Plözlich sprang der lauernde Matteo aus einem Gesträuch hervor und in die Laube hinein. Abaellino zog den Dolch, schleuderte Rosamunden hinter sich, gieng dem Matteo einen Schritt entgegen und stieß ihm das Messer ins Herz.
Ohne einen Laut von sich zu geben, stürzte der Banditenhauptmann zu Abaellinos Füßen nieder und röchelte und gab nach vielen gräslichen Verzukkungen den Geist auf.
Jezt sah der Mörder Matteo’s hinter sich, und erblikte Rosamunden halbohnmächtig auf der Rasenbank.
„Nun ist dein Leben gerettet, schöne Rosamunde, sagte er: da liegt der Schurke, der mich zu deiner Ermordung hieher führte. Sei ruhig, geh hin zu deinem Oheim Andreas Gritti, und sage, Abaellino habe dein Leben erhalten!“
Rosamunde konnte nicht sprechen. Bebend strekte sie ihre Arme aus, ergrif Abaellinos Hand und küßte sie mit stummer Dankbarkeit.

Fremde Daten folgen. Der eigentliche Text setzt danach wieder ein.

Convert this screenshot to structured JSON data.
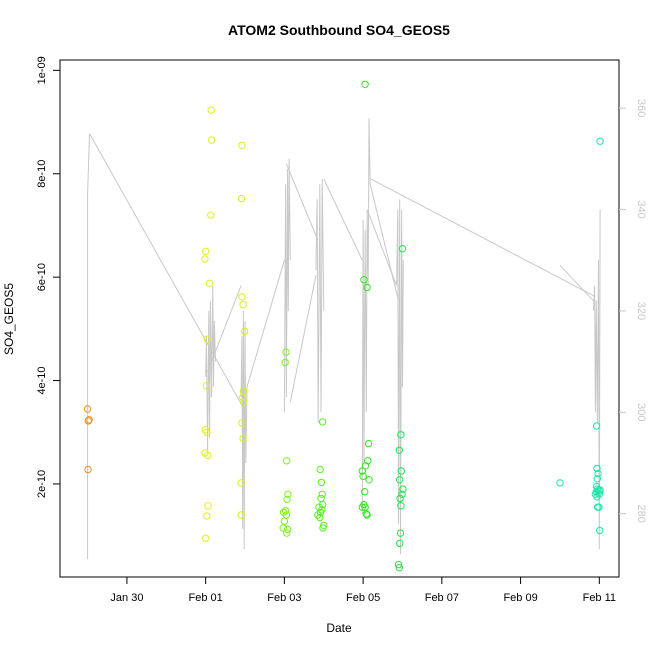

Abaellino sah die schöne Leidende an, und wer konnte hier gefühllos bleiben? Man denke sich ein Mädchen, das kaum neunzehn Sommer dieses Lebens gesehen hatte; den schlanken Gliederbau verstekt in ein weises, tausendfaltiges leichtes Gewand, mit einem großen, blauen Augenpaar, aus welchem die reinste Unschuld sprach, einer Stirn, weis wie Elfenbein, über welcher das schwarze lokkigte Haar sanftgeringelt herabquoll, Wangen, die der Schrek izt gebleicht hatte, Lippen, die nie ein Verführer mit seinem Kusse vergiftet, einen Busen, den der keusche Flornebel vergebens verbergen wollte. Man denke sich dieses Geschöpf, woran die liebende Natur nichts vergas, um es zum Ideal weiblicher Schönheit zu erheben — und man wirds dem ungestümen Abaellino nicht verargen, wenn er einige Minuten entgeistert dastand und sich um die Ruhe seines Herzens betrog. —
„O, bei Gott! rief er: Rosamunde, du bist schön, schön wie Emmoina! —“ Er bog sich über sie hin und drükte einen brennenden Kuß auf ihre blasse Wange.